While most states spend 75 percent of public mental health dollars on community services and the remaining quarter on inpatient hospitals, it’s the opposite in Virginia, she said. Per capita, only Wyoming and North Dakota spend more on inpatient hospitals.
“When you fund state hospital beds at the expense of building out a community-based system, you create a perverse loop where you just need more and more hospital beds. That is the situation we find ourselves in,” she said.
And even if the state had more beds, there may not be enough people to staff them.
In March 2020, as the pandemic set in, the department had more than 1,000 job vacancies, including nurses, internists and psychiatrists. By early this month, the number had ballooned to about 1,300, “leaving facilities overwhelmed,” Land, the state commissioner, said in the presentation.
Across the state, job vacancies in mental health hospitals were well over 20 percent — and in some cases, up to 50 percent, she said.
During the pandemic, not only were people hesitant to work with a population in need of acute care, but they also could earn as much elsewhere without exposing themselves and their families to the coronavirus, Land said.
Angela Harvell, deputy commissioner for facility services at the Department of Behavioral Health and Developmental Services, said more than 1,700 patients and employees in mental health facilities tested positive for the coronavirus, and 27 patients died of the disease it causes.
“It was a tremendous challenge because we maintained a 100 percent census almost throughout the entire pandemic,” Harvell said.

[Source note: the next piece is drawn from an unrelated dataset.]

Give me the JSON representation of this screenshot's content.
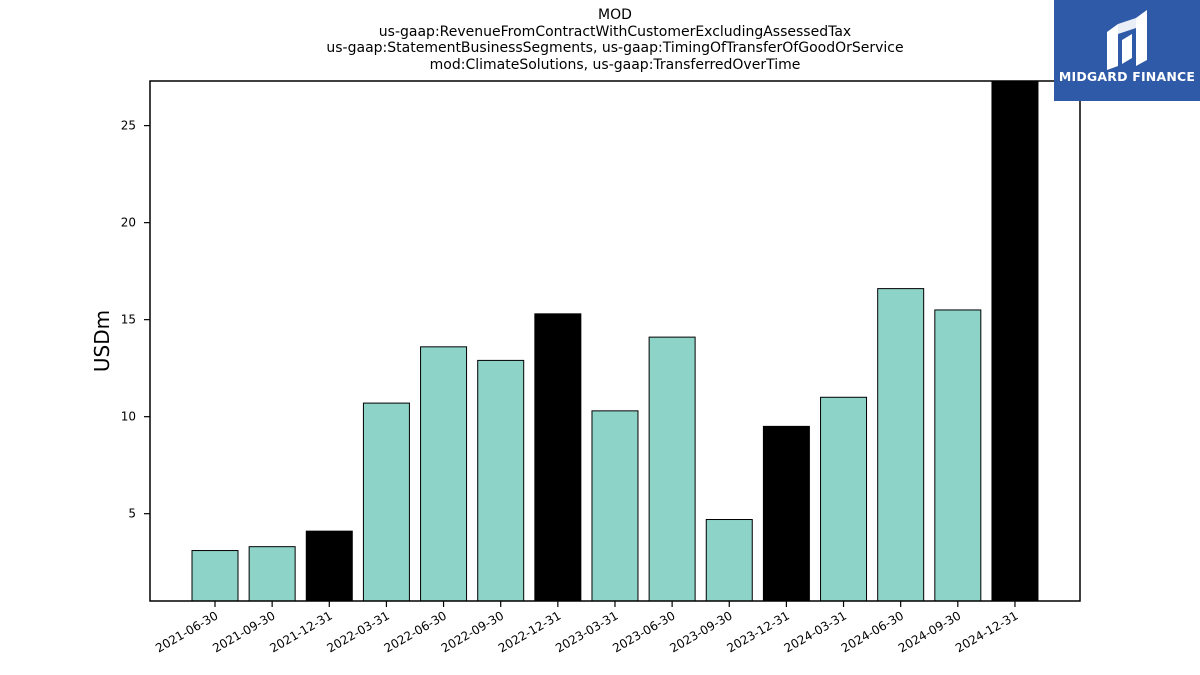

Land said the state has paid retention and recruitment bonuses and hazard pay but has not been able to fill direct care positions where salaries are well below market rate.
“They are overworked and underpaid, as the saying goes,” Del. Patrick Hope (D-Arlington), who sits on the Deeds Commission, said in an interview. “They are clearly working extremely hard under difficult conditions.”
Deeds said that in addition to raising pay and providing incentives, the state should better fund loan repayment programs for people who go into behavioral health in underserved areas, which could be all of Virginia.
There have been many grim milestones in the history of mental health treatment in Virginia, which is home to the oldest psychiatric hospital in the nation. Eastern State in Williamsburg was founded in 1773 and operates 302 beds today.
In 2007, a gunman with a history of mental health problems killed 33 people on the campus of Virginia Tech in Blacksburg. In 2013, it was the Deeds attack.
Two years later, Jamycheal Mitchell died in a Hampton Roads jail as he waited for space at a mental hospital. Each time, legislation followed — intended to prevent another tragedy.
“When all the sudden there’s a crisis, everyone pays attention,” said Sen. T. Montgomery “Monty” Mason (D-Williamsburg), who leads a Deeds Commission work group.
He is hopeful the legislature will devote significant federal funding to programs to address the mental health crisis.
Advocates say the state is in need of more intervention centers, staffed with security, where people in crisis can bypass the emergency room to get immediate mental health treatment.
Land said the state has contracts with private mental health facilities to divert patients from public hospitals, with plans to add more. The state has also launched a multiyear effort to add more community services to every region.
Mendez, the patient advocate, said she is hopeful the federal money will make even more of a difference.
“We tell our patients, ‘Nothing changes until something changes,’ ” she said.